Of vast concussion; when the Omnipotent

Stretched forth his arm, and rent the solid hills,

Bidding the impetuous main flood rush between

The rifted shores, and from the continent

Eternally divided this green isle.

Imperial lord of the high southern coast!

From thy projecting head-land I would mark

Far in the east the shades of night disperse,

Melting and thinned, as from the dark blue wave

Emerging, brilliant rays of arrowy light

Dart from the horizon; when the glorious sun

Just lifts above it his resplendent orb.

Advances now, with feathery silver touched,

The rippling tide of flood; glisten the sands,

While, inmates of the chalky clefts that scar

Thy sides precipitous, with shrill harsh cry,

Their white wings glancing in the level beam,

The terns, and gulls, and tarrocks, seek their food,

And thy rough hollows echo to the voice

Of the gray choughs, and ever restless daws,

With clamor, not unlike the chiding hounds,

While the lone shepherd, and his baying dog,

Drive to thy turfy crest his bleating flock.

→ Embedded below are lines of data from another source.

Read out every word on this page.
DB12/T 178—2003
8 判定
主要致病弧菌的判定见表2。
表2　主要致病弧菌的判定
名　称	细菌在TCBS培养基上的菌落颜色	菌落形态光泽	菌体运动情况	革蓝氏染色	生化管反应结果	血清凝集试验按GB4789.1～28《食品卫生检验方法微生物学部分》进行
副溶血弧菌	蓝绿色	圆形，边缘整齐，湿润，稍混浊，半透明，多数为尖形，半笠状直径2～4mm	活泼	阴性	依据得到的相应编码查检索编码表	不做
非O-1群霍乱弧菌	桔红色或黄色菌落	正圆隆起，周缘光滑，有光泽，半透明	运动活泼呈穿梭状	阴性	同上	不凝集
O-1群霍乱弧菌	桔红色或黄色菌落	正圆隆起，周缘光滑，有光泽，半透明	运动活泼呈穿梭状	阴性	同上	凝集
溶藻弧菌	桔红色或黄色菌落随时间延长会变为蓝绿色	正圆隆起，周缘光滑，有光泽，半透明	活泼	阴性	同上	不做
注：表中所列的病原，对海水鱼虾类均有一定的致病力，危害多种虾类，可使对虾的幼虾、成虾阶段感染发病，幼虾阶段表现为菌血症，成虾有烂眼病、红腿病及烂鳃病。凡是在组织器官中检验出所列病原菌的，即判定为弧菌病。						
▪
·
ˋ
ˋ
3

The high meridian of the day is past,

And Ocean now, reflecting the calm Heaven,

Is of cerulean hue; and murmurs low

The tide of ebb, upon the level sands.

The sloop, her angular canvas shifting still,

Catches the light and variable airs

That but a little crisp the summer sea,

Dimpling its tranquil surface.


Sonnet: On Being Cautioned Against Walking on an Headland Overlooking the Sea, Because It Was Frequented by a Lunatic

Is there a solitary wretch who hies

To the tall cliff, with starting pace or slow,

And, measuring, views with wild and hollow eyes

Its distance from the waves that chide below;

Who, as the sea-born gale with frequent sighs

Chills his cold bed upon the mountain turf,

With hoarse, half-uttered lamentation, lies

Murmuring responses to the dashing surf?

In moody sadness, on the giddy brink,

I see him more with envy than with fear;

He has no nice felicities that shrink

From giant horrors; wildly wandering here,

He seems (uncursed with reason) not to know

The depth or the duration of his woe.


To the Shade of Burns

Mute is thy wild harp, now, O Bard sublime!

Who, amid Scotia’s mountain solitude,

Great Nature taught to “build the lofty rhyme,”

And even beneath the daily pressure, rude,

Of laboring Poverty, thy generous blood,

Fired with the love of freedom—Not subdued

Wert thou by thy low fortune: But a time

Like this we live in, when the abject chime

Of echoing Parasite is best approved,

Was not for thee—Indignantly is fled

Thy noble Spirit; and no longer moved

By all the ills o’er which thine heart has bled,

Associate worthy of the illustrious dead,

Enjoys with them “the Liberty it loved.”